Geoff Emerick (1945 – 2018)

Faleceu, em dois de outubro, o engenheiro de som que fez história gravando os álbuns mais importantes dos Beatles.
Emerick começou a trabalhar como engenheiro assistente na EMI com a idade de 15 anos. Foi desta forma que assistiu a primeira sessão de gravação dos Beatles na EMI, em 1962. Depois de trabalhar como engenheiro assistente, ele se tornou o engenheiro  dos Beatles, a pedido de George Martin, a partir do álbum Revolver. No álbum Sergeant Pepers, de 1967,  ajudou a levar a gravação e mixagem muito além do simples registro da performance musical, tornando a engenharia de som parte integrante da concepção artística do álbum.     

 

Geoff trabalhou ainda no álbum Abbey Road, dos Beates, antes de continuar, dos anos 70 em diante, a trabalhar com Paul McCartney (Band on the Run, Tug of War, etc), Elvis Costello (como produtor em Imperial Bedroom e All This Useless Beauty), Badfinger, Art Garfunkel, America, Jeff Beck e Supertramp entre outros. Emerick também participou das mixagens do Beatles Anthology, de 1996, uma compilação de takes alternativos das músicas dos Beatles, além da inédita Free as a Bird, na qual os três componentes da banda ainda vivos na época interagiram com uma gravação inédita de John Lennon.

 

Entre os Grammys ganhos por Geoff Emerick, estão o de melhor engenheiro de som pelos álbuns Sergeant Peppers (1967) e Abbey Road (1969), além de um prêmio especial por mérito técnico em 2003. Emerick lançou também um livro de memórias, Here There e Everywhere: Minha vida gravando a música dos Beatles, em co-autoria com o jornalista Howard Massey. 

 

Na edição de maio, a Revista Backstage fez uma entrevista exclusiva com o engenheiro de som, que você pode ler abaixo.

 

 

Miguel Sá (colaboraram: Leco Possolo e Vinícius Sá)

redacao@backstage.com.br
Fotos: Ernani Matos

 

Em entrevista exclusiva para a Backstage, Geoff Emerick, o homem que, ao lado do produtor George Martin gravou alguns dos álbuns mais clássicos dos Beatles, fala sobre suas técnicas de gravação, remasterizações e o uso do analógico em tempos de digital.

 

Emerick já havia decidido cedo que, ao terminar a escola, queria trabalhar em um estúdio. Foi aceito no Abbey Road, estúdio da gravadora EMI, quando mal havia saído da adolescência. E logo se tornou conhecido como alguém sem medo de experimentações em uma época onde os profissionais do estúdio trabalhavam com jalecos brancos e funções bastante compartimentadas.
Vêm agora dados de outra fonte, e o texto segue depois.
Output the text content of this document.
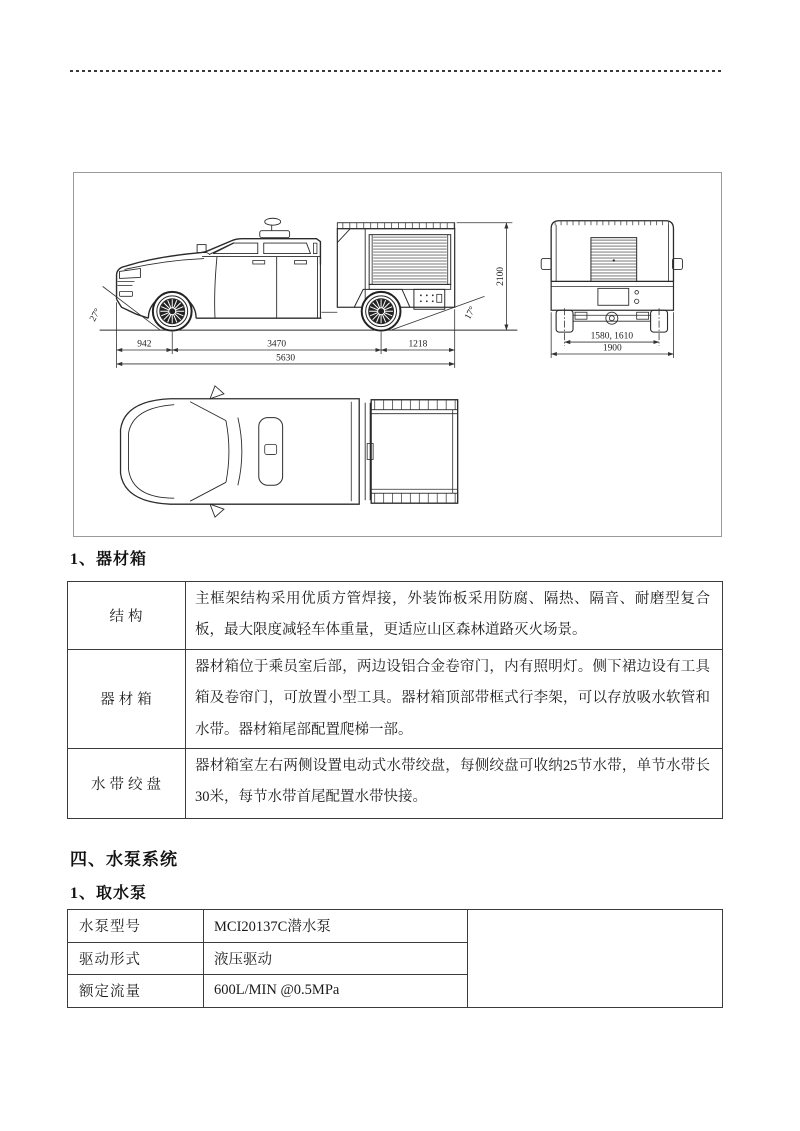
942	3470	1218
5630
2100
27°	17°
1580, 1610
1900
1、器材箱
结构	主框架结构采用优质方管焊接，外装饰板采用防腐、隔热、隔音、耐磨型复合板，最大限度减轻车体重量，更适应山区森林道路灭火场景。
器材箱	器材箱位于乘员室后部，两边设铝合金卷帘门，内有照明灯。侧下裙边设有工具箱及卷帘门，可放置小型工具。器材箱顶部带框式行李架，可以存放吸水软管和水带。器材箱尾部配置爬梯一部。
水带绞盘	器材箱室左右两侧设置电动式水带绞盘，每侧绞盘可收纳25节水带，单节水带长30米，每节水带首尾配置水带快接。
四、水泵系统
1、取水泵
水泵型号	MCI20137C潜水泵	
驱动形式	液压驱动	
额定流量	600L/MIN @0.5MPa	
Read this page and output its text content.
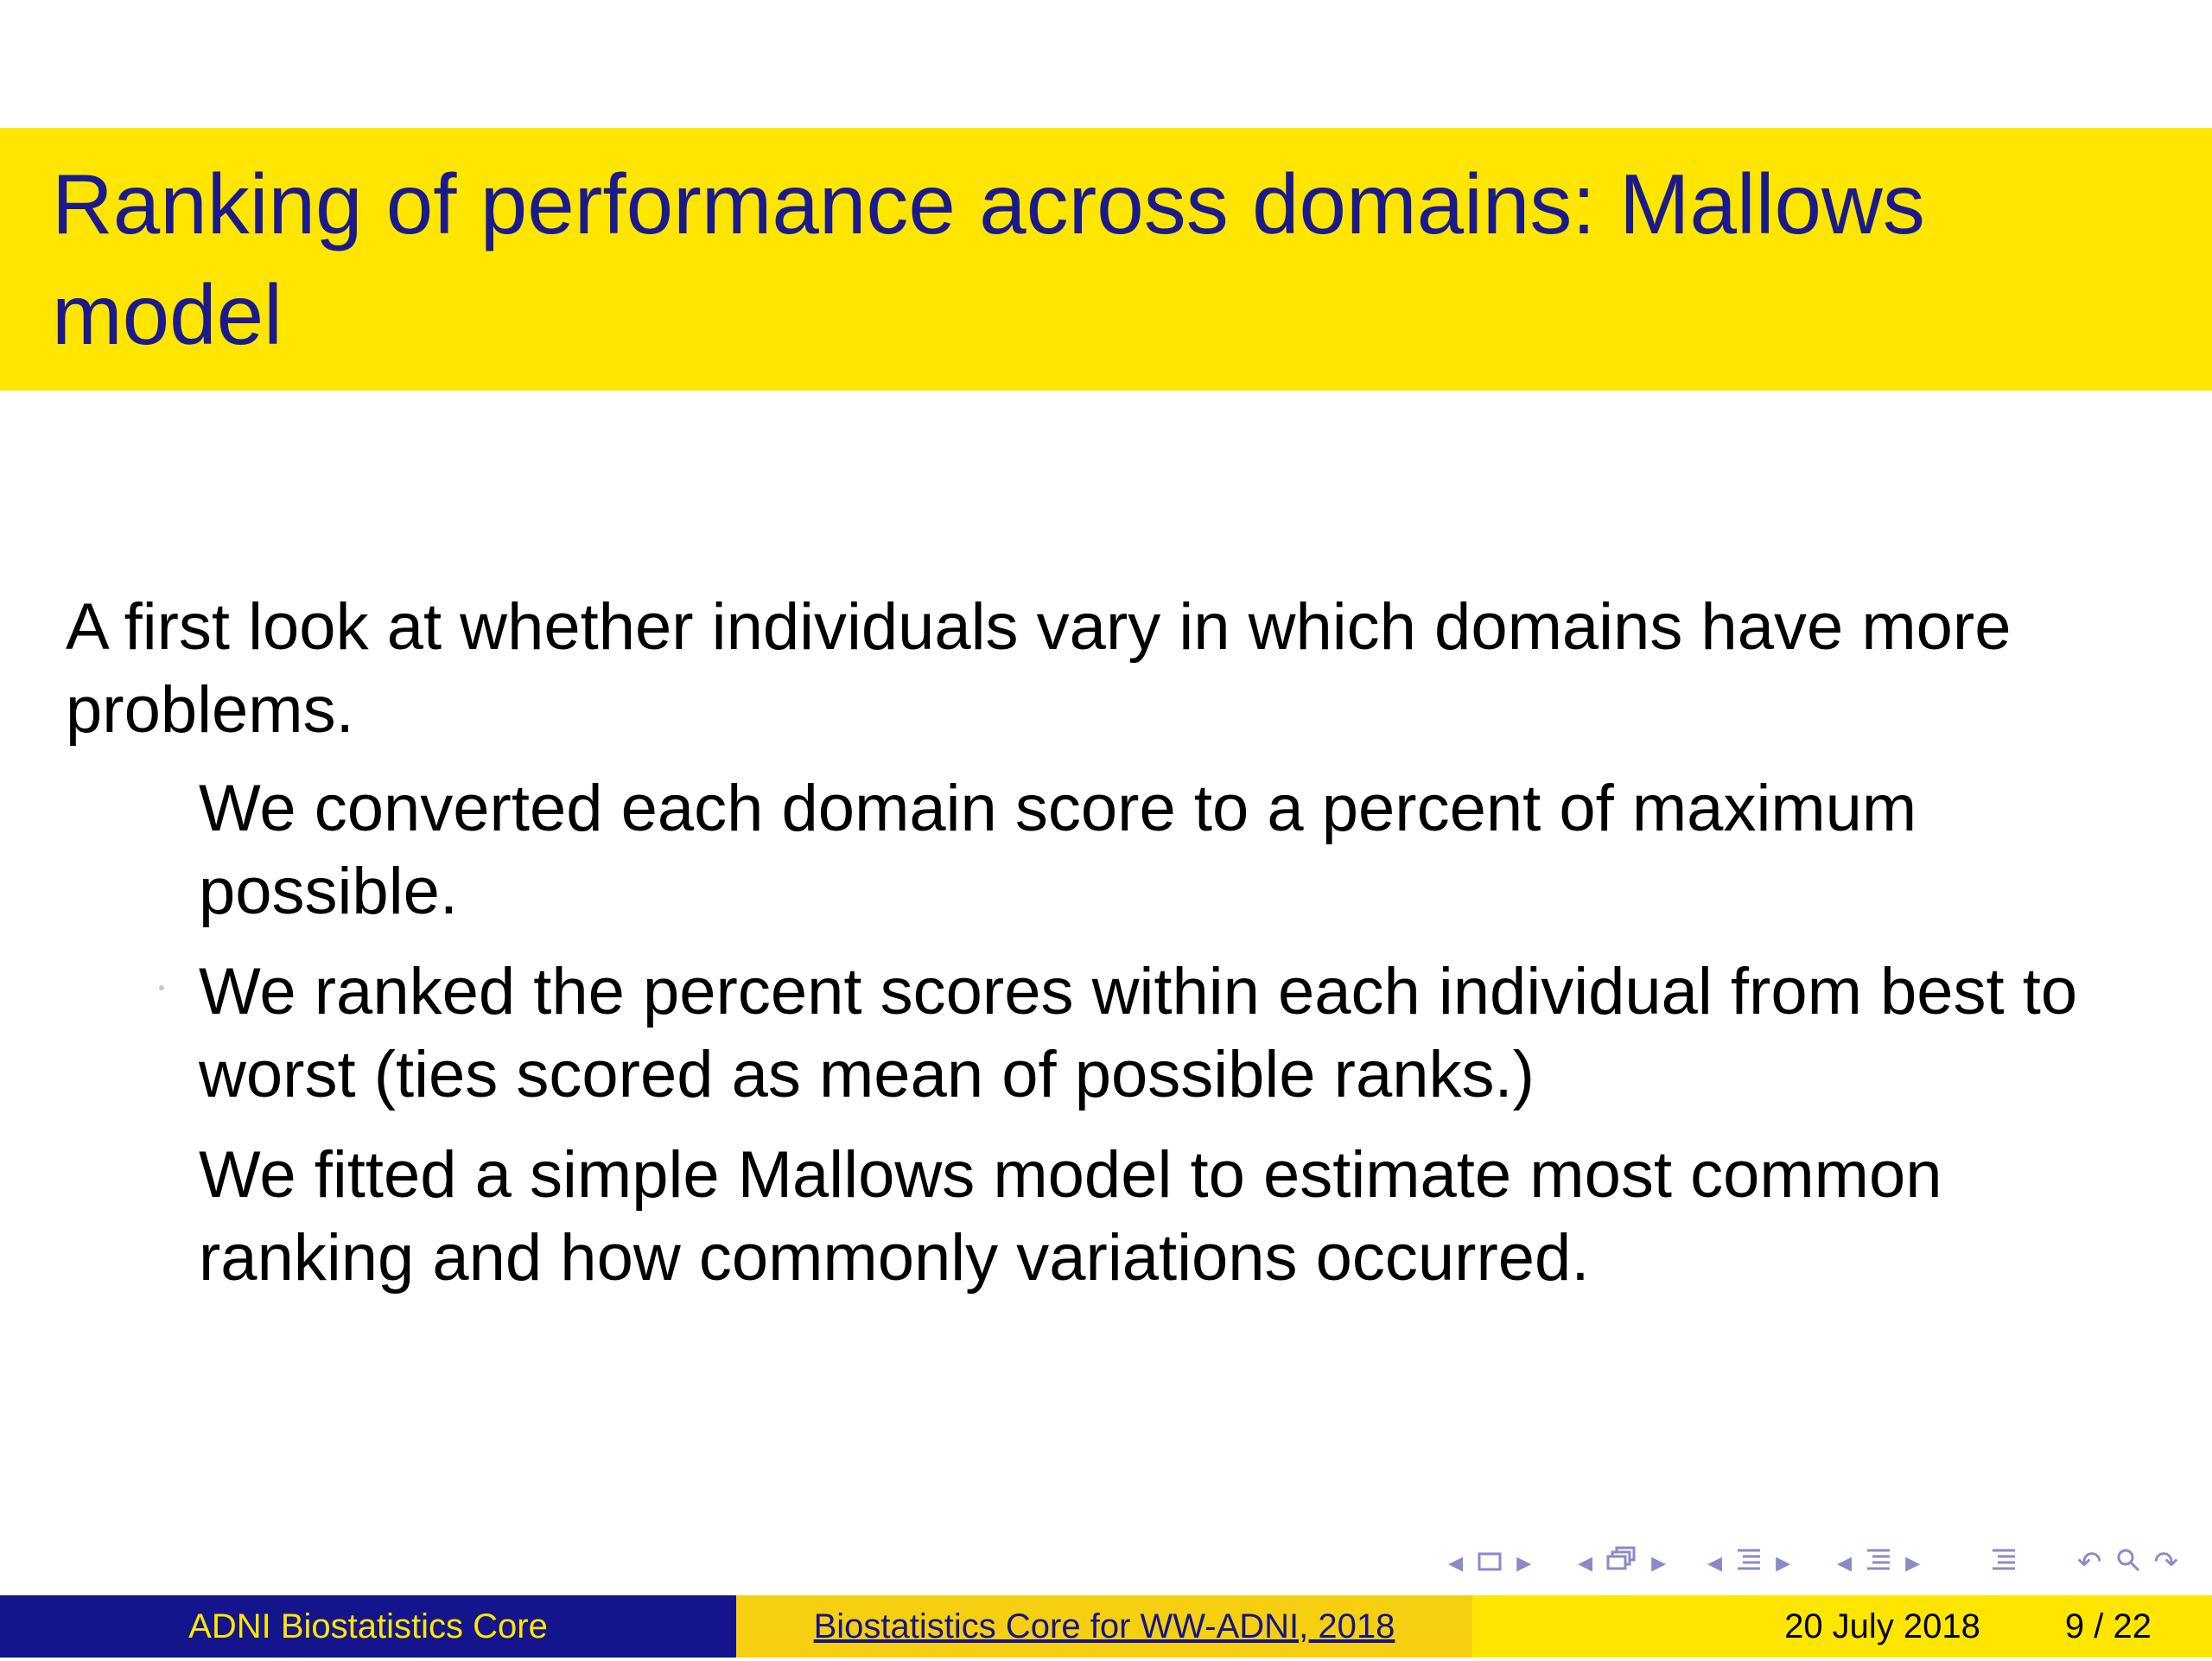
Ranking of performance across domains: Mallows model

A first look at whether individuals vary in which domains have more problems.

We converted each domain score to a percent of maximum possible.
We ranked the percent scores within each individual from best to worst (ties scored as mean of possible ranks.)
We fitted a simple Mallows model to estimate most common ranking and how commonly variations occurred.
◂ ▸ ◂ ▸ ◂ ▸ ◂ ▸	↶ ↷
ADNI Biostatistics Core	Biostatistics Core for WW-ADNI, 2018	20 July 2018 9 / 22
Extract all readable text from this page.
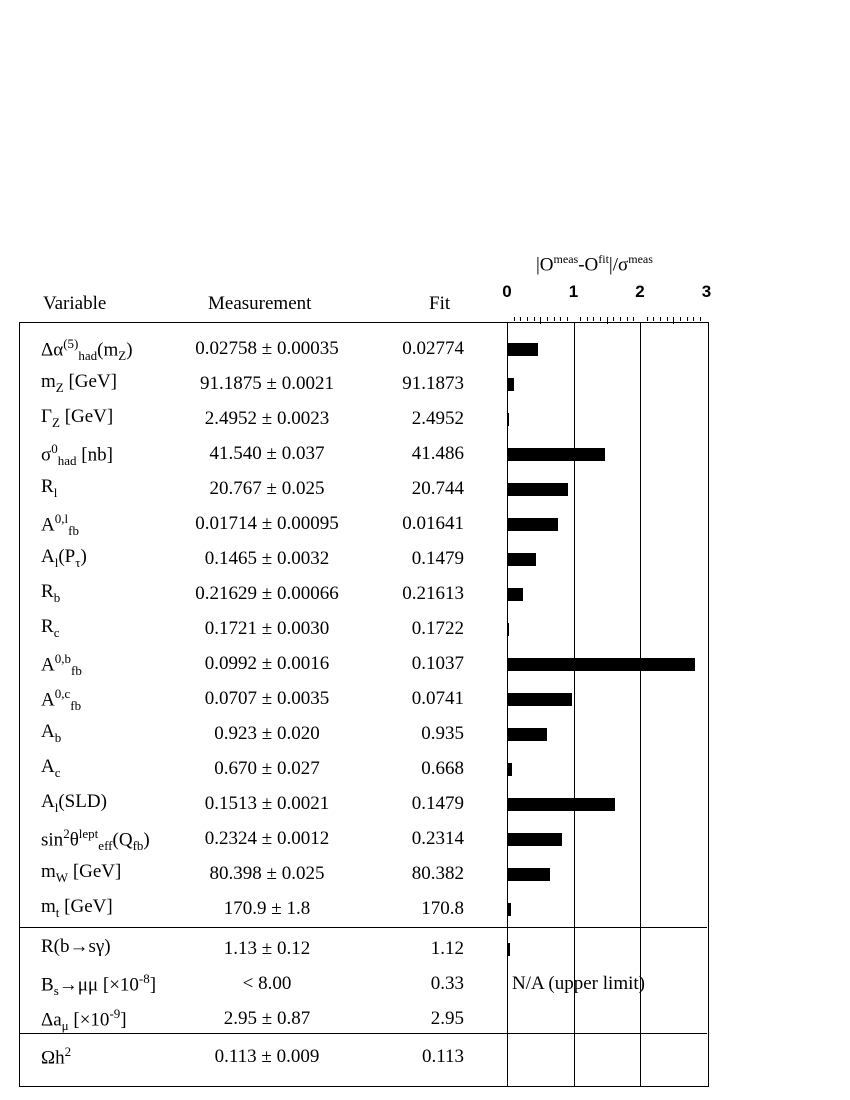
Variable	Measurement	Fit
$|O^{meas}-O^{fit}|/\sigma^{meas}$
0	1	2	3
$\Delta\alpha^{(5)}_{had}(m_Z)$	0.02758 ± 0.00035	0.02774
$m_Z$ [GeV]	91.1875 ± 0.0021	91.1873
$\Gamma_Z$ [GeV]	2.4952 ± 0.0023	2.4952
$\sigma^0_{had}$ [nb]	41.540 ± 0.037	41.486
$R_l$	20.767 ± 0.025	20.744
A$^{0,l}_{fb}$	0.01714 ± 0.00095	0.01641
$A_l(P_\tau)$	0.1465 ± 0.0032	0.1479
$R_b$	0.21629 ± 0.00066	0.21613
$R_c$	0.1721 ± 0.0030	0.1722
A$^{0,b}_{fb}$	0.0992 ± 0.0016	0.1037
A$^{0,c}_{fb}$	0.0707 ± 0.0035	0.0741
$A_b$	0.923 ± 0.020	0.935
$A_c$	0.670 ± 0.027	0.668
$A_l(SLD)$	0.1513 ± 0.0021	0.1479
$\sin^2\theta^{lept}_{eff}(Q_{fb})$	0.2324 ± 0.0012	0.2314
$m_W$ [GeV]	80.398 ± 0.025	80.382
$m_t$ [GeV]	170.9 ± 1.8	170.8
R(b→sγ)	1.13 ± 0.12	1.12
$B_s\to\mu\mu$ $[\times 10^{-8}]$	< 8.00	0.33	N/A (upper limit)
$\Delta a_\mu$ $[\times 10^{-9}]$	2.95 ± 0.87	2.95
$\Omega h^2$	0.113 ± 0.009	0.113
Ainda no início de seus vinte anos, substituindo Norman Smith, tornou-se engenheiro fundamental da principal banda da EMI na época – nada menos que os Beatles – tendo sido o Revolver o primeiro álbum da banda que gravou. 

 

Após o fim da banda, trabalhou com Paul McCartney em vários de seus discos solo (incluindo Band On The Run), Elvis Costello, Art Garfunkel, Jeff Beck e John McLaughlin, entre outros. Entre as conquistas técnicas, está o uso de microfonação peça a peça da bateria ainda na época dos Beatles, em uma época que ainda se microfonava o instrumento sempre em over. O bate-papo também teve a participação do produtor Vinicius Sá (Armandinho & Época de Ouro, Luiz Carlos Sá solo) e do engenheiro de som Leco Possolo (Gilberto Gil, Jorge Benjor).

 

Revista Backstage – Quando começou no Abbey Road, os técnicos de som usavam jalecos brancos. Você foi um dos profissionais que mudou a visão do que se faz em um estúdio, usando-o quase como um instrumento musical. Hoje temos softwares, home studios... O que é um estúdio para você hoje?
Geoff Emerick  - Sim, estúdios ainda existem da maneira como os conhecemos, mas você também pode dizer que o estúdio hoje é um quarto. O jeito que você pode gravar por partes e mandar, enquanto o guitarrista está em outra parte do país, o baterista em Nova York, o baixista na Florida... Quer dizer, é um bom jeito de trabalhar. Um jeito barato, mas eu não posso trabalhar dessa maneira, então eu continuo trabalhando num estúdio de verdade com um console analógico. Eu ainda trabalho no analógico se eu puder, se o tempo ou o dinheiro permitirem, sabe? Quando o digital apareceu eu conseguia escutar claramente a diferença, e continuo não gostando, ainda que as pessoas digam que com alta resolução... Bom, acho que ainda estamos chegando lá. O decay do reverb é quase perfeito (no digital). O que costumava acontecer era que o final do efeito se perdia. Ele simplesmente era cortado quando o nível de sinal ficava mais sutil ao invés de continuar no infinito como deveria. Esse tipo de coisa começou a acontecer porque as máquinas estavam tentando decodificar números em vez de processar música de uma maneira orgânica. Eu não sei direito aonde vamos com essa questão. As coisas vão ficando menores e menores, temos os consoles digitais, a situação com o Pro Tools. Digo, é muito bom para fazer filmes, para fazer trilhas sonoras. Você precisa ter, se você está trabalhando com 120 ou 200 canais, isso é algo que eu estava conversando mais cedo. Quando o John Williams está fazendo um Harry Potter, um Senhor dos Anéis ou qualquer coisa do tipo, eu conheço o engenheiro que estava trabalhando em uma dessas produções e ele tinha uns 110 microfones lá dentro com a orquestra. Você não pode fazer isso com o analógico. Então, sim, Pro Tools é fantástico para filmagens e vídeos obviamente.

 

 

RB – Mas e plugins, simuladores, você gosta de usar?
GE - Eu tento não usar, em raras ocasiões eu uso. Outro dia estávamos tentando simular um efeito de fase que eu gostava de fazer usando fita. Para mim só há uma maneira de ter esse efeito, e é com fita. Aí você tem esses plugins que te dão uma sensação desse efeito, mas não é o mesmo som que você consegue com a fita. Mas estava levando muito tempo para fazer, coisa que nós não tínhamos nesse trabalho, e eu acabei usando um plugin. Eu tento não usar. Eu tento não usar o auto-tune. Talvez uma palavra ou outra. Digo, se o artista está cantando fora do tom ele deveria estar cantando no tom. Eu não devo fazer isso para ele.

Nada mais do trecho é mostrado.